In observing the stars, Galileo reported that he saw at least 10 times as many stars through the telescope as with the naked eye, and he published star charts of the belt of Orion and the Pleiades showing some of the newly observed stars. Also, when he observed some of the "nebulous" stars in the Ptolemaic star catalogue, he saw that rather than being cloudy, they were made of many small stars. From this, he deduced that the nebulae, and the Milky Way itself, were collections of stars too small and close to be resolved into individual stars by the naked eye.
In the last portion of Sidereus Nuncius, Galileo reported his discovery of four objects that appeared to form a straight line of stars near Jupiter.
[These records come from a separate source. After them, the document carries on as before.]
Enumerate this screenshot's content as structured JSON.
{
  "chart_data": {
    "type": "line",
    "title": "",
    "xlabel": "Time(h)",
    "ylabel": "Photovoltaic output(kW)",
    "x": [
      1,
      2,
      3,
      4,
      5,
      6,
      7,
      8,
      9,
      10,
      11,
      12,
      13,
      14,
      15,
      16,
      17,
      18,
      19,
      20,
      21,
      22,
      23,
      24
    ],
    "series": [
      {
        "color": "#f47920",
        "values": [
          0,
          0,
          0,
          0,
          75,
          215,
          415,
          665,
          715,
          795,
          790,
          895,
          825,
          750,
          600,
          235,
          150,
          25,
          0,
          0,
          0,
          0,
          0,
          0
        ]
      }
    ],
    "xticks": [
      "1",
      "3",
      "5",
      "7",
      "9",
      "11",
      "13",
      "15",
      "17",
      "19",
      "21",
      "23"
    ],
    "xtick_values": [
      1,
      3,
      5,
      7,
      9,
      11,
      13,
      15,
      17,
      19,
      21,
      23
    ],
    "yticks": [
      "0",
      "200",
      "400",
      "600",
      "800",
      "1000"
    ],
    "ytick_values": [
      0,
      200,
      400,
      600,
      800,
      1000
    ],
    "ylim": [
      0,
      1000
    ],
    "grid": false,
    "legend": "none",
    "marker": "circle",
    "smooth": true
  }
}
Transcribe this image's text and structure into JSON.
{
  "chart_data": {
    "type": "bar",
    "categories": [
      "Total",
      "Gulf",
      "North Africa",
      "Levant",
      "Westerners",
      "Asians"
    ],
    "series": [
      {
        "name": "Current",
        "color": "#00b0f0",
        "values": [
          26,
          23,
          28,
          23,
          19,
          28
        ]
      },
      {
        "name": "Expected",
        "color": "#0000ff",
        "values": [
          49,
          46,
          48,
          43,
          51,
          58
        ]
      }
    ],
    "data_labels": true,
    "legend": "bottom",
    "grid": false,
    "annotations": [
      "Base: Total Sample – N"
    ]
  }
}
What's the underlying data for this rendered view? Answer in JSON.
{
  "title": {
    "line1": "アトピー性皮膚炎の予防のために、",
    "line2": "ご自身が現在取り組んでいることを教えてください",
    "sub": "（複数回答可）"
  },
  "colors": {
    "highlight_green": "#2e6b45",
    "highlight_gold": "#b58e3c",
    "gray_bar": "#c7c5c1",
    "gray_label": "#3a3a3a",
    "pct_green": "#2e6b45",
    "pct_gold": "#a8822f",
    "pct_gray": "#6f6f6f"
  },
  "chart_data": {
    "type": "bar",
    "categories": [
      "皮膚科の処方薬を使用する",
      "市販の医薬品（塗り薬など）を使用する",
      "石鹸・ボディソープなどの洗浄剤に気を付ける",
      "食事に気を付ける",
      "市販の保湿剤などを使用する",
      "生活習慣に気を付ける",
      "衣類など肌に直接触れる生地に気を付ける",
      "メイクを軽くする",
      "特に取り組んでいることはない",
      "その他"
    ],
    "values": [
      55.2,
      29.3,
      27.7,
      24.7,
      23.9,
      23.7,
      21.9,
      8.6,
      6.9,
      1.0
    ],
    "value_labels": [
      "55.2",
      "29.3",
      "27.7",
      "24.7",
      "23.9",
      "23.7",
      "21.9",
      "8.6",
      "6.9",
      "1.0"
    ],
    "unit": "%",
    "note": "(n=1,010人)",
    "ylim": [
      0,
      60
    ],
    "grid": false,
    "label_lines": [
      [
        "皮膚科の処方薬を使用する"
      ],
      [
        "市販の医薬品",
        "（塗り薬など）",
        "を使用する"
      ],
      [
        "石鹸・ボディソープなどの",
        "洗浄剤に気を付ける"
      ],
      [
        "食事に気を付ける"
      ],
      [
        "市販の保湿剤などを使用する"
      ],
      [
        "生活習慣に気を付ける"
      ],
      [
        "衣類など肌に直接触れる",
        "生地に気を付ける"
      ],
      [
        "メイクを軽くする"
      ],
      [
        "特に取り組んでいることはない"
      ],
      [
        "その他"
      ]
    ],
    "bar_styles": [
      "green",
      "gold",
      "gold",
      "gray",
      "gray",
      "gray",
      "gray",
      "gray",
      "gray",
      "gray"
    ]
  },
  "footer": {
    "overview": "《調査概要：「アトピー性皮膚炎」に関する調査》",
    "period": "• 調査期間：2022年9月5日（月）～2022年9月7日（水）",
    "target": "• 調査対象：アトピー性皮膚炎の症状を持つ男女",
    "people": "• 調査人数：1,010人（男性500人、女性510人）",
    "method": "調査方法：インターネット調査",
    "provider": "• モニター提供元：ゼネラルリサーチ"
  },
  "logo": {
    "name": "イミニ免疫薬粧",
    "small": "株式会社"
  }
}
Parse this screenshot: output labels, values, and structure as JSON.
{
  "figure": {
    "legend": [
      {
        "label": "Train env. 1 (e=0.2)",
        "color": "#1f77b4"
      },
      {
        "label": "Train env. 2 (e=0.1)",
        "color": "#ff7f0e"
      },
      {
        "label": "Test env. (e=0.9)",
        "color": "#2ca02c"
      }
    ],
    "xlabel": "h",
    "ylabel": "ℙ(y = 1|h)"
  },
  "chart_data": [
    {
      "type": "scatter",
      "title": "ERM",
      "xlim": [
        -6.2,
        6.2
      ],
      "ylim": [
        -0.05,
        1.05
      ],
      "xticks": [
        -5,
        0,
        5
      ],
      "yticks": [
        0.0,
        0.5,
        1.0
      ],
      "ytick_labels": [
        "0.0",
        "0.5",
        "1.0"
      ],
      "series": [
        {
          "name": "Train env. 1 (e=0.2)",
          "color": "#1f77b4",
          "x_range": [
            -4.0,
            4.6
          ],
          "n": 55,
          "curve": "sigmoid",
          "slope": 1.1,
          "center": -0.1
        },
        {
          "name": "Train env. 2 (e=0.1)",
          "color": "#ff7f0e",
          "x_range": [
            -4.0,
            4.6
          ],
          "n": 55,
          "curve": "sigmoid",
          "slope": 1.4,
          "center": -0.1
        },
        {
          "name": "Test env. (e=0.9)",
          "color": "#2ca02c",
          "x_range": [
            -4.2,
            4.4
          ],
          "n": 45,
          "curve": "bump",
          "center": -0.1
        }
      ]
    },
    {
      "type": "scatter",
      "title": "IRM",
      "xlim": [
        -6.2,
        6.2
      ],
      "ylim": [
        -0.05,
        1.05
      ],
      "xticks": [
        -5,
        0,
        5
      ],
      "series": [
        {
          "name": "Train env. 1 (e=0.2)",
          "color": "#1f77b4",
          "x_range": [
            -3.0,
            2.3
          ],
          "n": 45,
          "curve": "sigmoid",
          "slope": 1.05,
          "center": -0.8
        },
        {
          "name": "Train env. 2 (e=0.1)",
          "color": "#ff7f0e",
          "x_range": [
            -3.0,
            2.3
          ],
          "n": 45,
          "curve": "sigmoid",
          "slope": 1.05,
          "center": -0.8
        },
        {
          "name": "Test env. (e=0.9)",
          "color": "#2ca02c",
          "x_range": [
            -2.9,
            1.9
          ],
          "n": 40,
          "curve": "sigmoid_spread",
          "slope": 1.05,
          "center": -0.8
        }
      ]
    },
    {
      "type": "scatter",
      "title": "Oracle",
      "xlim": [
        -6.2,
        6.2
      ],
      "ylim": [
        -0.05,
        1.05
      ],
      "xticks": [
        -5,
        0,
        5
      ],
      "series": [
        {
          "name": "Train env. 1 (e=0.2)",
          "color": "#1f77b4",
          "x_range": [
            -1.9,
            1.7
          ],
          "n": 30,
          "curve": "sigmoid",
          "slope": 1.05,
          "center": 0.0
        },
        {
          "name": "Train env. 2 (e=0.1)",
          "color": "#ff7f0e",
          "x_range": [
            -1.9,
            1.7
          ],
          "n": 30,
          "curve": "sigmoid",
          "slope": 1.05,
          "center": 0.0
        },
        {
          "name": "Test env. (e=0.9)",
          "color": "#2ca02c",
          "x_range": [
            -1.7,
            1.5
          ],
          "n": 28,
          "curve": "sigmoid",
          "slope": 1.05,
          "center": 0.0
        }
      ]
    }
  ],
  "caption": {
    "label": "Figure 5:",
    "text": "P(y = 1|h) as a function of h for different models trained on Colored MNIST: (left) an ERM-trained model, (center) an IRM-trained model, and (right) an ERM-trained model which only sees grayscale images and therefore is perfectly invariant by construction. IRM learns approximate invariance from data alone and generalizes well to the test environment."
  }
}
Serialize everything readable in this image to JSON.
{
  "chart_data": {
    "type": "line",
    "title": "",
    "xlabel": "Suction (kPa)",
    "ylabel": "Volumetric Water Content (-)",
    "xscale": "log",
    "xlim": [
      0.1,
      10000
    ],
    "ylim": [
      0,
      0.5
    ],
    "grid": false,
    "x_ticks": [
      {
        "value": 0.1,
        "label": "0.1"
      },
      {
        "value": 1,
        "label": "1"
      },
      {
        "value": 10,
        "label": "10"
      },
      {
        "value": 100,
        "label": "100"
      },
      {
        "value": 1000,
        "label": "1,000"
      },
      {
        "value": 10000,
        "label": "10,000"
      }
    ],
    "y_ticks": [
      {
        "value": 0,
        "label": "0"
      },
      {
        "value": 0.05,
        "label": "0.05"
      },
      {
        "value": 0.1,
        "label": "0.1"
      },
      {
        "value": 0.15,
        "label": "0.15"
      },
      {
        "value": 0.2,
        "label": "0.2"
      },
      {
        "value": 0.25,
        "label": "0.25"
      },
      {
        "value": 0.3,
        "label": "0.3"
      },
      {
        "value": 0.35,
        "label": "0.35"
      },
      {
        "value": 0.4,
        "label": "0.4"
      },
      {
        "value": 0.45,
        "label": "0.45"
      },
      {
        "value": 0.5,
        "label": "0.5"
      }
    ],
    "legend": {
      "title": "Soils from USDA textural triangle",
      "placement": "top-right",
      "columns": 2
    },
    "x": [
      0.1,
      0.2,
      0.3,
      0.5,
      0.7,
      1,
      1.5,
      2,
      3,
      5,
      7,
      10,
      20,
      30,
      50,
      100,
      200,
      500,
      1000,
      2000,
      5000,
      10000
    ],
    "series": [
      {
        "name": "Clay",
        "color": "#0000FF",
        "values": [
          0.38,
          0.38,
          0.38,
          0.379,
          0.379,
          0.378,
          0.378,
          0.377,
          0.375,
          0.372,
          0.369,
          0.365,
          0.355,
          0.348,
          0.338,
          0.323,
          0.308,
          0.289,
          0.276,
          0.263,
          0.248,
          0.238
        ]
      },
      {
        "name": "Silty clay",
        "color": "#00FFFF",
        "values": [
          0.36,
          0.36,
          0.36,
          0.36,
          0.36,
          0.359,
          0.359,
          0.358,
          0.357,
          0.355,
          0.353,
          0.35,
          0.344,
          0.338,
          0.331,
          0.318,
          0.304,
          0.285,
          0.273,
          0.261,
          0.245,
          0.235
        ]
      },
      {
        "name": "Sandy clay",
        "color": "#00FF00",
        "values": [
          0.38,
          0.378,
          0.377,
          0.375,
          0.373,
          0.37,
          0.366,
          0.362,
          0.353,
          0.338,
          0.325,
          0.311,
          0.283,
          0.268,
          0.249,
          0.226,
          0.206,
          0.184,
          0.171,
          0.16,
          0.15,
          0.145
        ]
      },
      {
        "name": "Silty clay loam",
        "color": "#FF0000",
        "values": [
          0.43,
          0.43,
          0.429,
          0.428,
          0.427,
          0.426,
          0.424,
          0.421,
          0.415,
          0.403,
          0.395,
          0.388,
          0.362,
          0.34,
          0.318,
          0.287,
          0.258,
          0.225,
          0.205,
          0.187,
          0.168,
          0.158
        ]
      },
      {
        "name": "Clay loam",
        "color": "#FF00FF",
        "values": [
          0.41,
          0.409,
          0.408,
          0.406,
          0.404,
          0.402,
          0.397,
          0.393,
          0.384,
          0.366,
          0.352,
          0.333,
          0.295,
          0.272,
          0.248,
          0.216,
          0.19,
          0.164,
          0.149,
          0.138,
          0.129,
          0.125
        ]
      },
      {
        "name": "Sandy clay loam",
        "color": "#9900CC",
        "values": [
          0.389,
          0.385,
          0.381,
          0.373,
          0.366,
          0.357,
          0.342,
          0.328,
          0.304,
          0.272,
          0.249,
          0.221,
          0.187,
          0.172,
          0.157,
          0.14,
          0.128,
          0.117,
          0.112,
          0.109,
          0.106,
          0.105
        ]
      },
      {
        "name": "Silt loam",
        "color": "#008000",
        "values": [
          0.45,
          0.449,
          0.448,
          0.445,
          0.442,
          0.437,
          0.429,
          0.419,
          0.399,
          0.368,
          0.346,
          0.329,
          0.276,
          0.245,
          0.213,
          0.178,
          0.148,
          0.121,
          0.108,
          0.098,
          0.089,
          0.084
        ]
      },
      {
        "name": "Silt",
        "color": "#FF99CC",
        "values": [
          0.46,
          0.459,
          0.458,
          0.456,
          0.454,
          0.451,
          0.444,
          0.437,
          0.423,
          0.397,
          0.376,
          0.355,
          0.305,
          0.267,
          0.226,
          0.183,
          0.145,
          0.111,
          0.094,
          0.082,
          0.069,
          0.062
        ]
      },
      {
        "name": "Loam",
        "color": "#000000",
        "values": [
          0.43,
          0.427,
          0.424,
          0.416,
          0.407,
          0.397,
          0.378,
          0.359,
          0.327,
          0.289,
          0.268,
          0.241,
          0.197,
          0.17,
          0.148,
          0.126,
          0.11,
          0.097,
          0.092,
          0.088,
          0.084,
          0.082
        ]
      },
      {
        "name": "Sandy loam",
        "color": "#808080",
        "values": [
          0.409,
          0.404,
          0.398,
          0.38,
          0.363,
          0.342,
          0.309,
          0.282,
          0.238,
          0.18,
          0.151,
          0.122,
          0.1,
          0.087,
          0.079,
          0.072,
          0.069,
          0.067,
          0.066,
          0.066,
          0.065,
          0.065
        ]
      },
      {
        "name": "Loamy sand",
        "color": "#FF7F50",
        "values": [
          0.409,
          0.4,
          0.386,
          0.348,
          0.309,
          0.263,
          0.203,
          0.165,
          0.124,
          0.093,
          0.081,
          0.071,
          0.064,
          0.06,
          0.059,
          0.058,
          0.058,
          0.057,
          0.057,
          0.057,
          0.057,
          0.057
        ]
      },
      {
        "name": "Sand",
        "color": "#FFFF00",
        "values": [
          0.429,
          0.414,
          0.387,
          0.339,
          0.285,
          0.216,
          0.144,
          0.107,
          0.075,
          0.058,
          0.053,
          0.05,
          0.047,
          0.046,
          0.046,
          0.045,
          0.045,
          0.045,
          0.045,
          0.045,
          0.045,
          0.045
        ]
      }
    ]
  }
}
He gave illustrations of the relative positions of Jupiter and its moons as they appeared nightly from late January through early March of 1610. From the fact that they changed their relative positions from night to night, but always appeared in the same straight line near Jupiter, he deduced that they were four bodies in orbit around Jupiter.
At the time of its publication, Galileo was a mathematician at the University of Padua, and he had recently received a lifetime contract for his work at building more powerful telescopes. He desired to return to Florence, and in hopes of gaining patronage there, he dedicated Sidereus Nuncius to Cosimo II de' Medici, fourth Grand Duke of Tuscany, and he named the four moons of Jupiter he had discovered the "Medicean stars." Since then, his effort at naming the moons has failed, for today they are referred to as the "Galilean moons."